The Hunger Games (2008)



The neighbourhood kid who watches me shoot hoops in the back alley and whose parents told her "He's a writer" tells me she's reading The Hunger Games ("again"), and do I know Suzanne? I tell her no, and she asks me if I have read the book. I tell her that in the days of air travel I saw the movie on the backseat of the person sitting in front of me, and she says the movie isn't as good. A couple days later a copy bagged in clear plastic hangs from my gate post.

At the moment I am on Page 115. Katniss, the narrator, has just found out her fellow District 12 tribute Peeta has chosen to train alone.

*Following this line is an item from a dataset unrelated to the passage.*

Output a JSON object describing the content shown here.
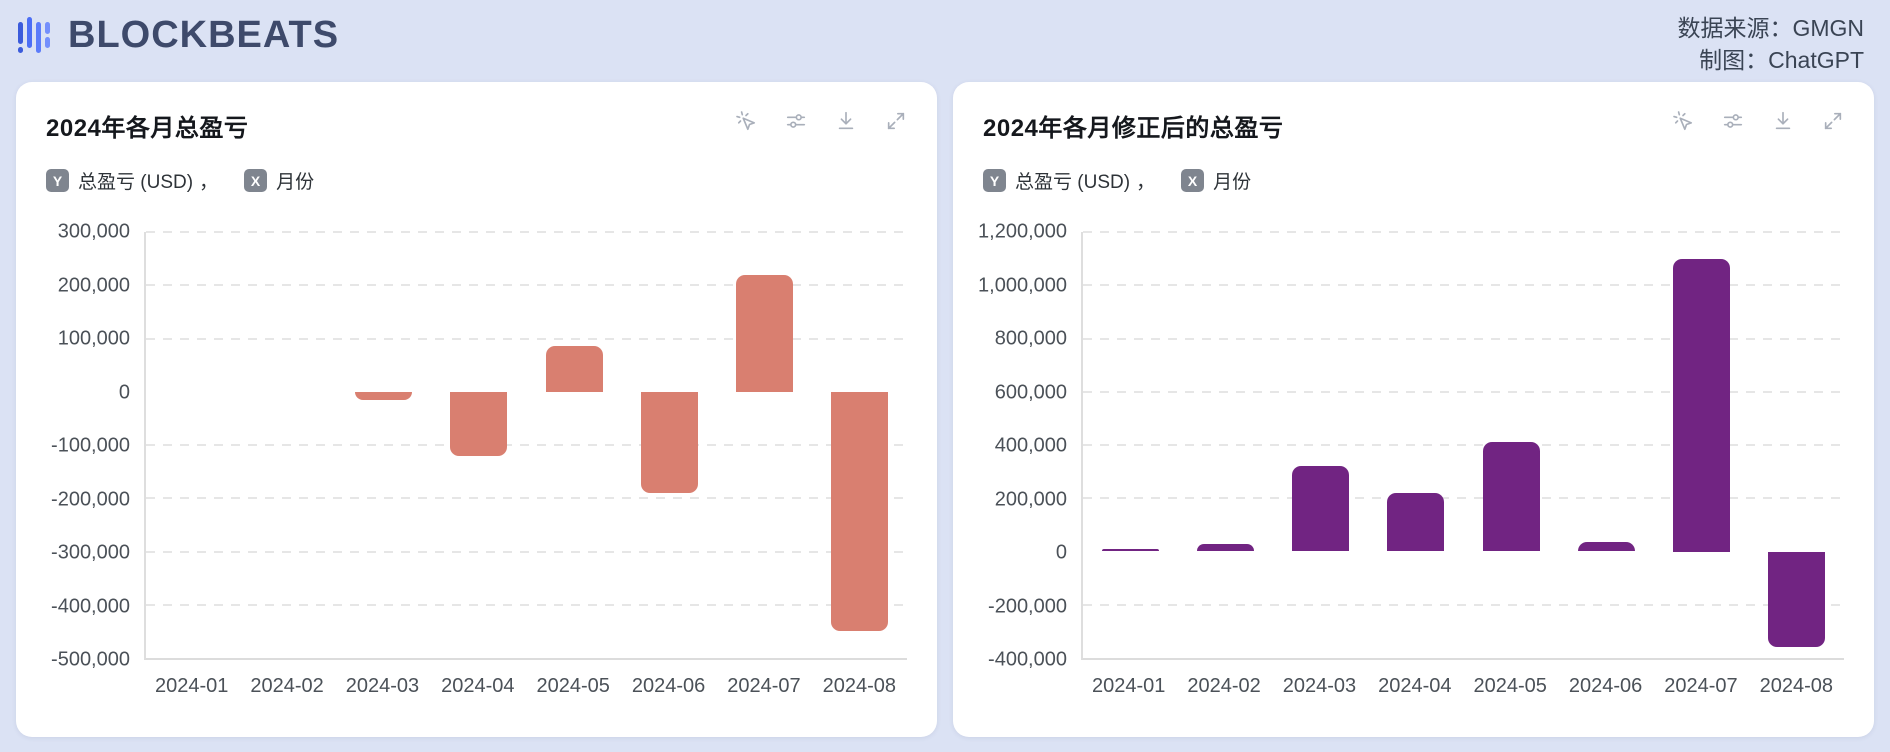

Leading up to that, where Katniss came from (West Virginia?), how her father died in a mine explosion, the rebellion that happened before that (What incited it?), her skill as a hunter and gatherer, and the annual Hunger Games survival competition (broadcast throughout the kingdom? the dictatorship? the feudal oligarchy?).

Katniss is a futuristic subject, yet her temperament is contemporary. She is angry, fatalistic, sarcastic, mistrusting and intolerant. Parents are generally weak or cruel people. The state is fixed and does not have her best interests at heart. In preparation for the Hunger Games she and her fellow tributes are given makeovers ("styled" to attract sponsors), which she seems to enjoy. Same too with how that translates televisually, which, despite her sensitivity to the natural world of hunting and gathering, she seems to know quite a lot about.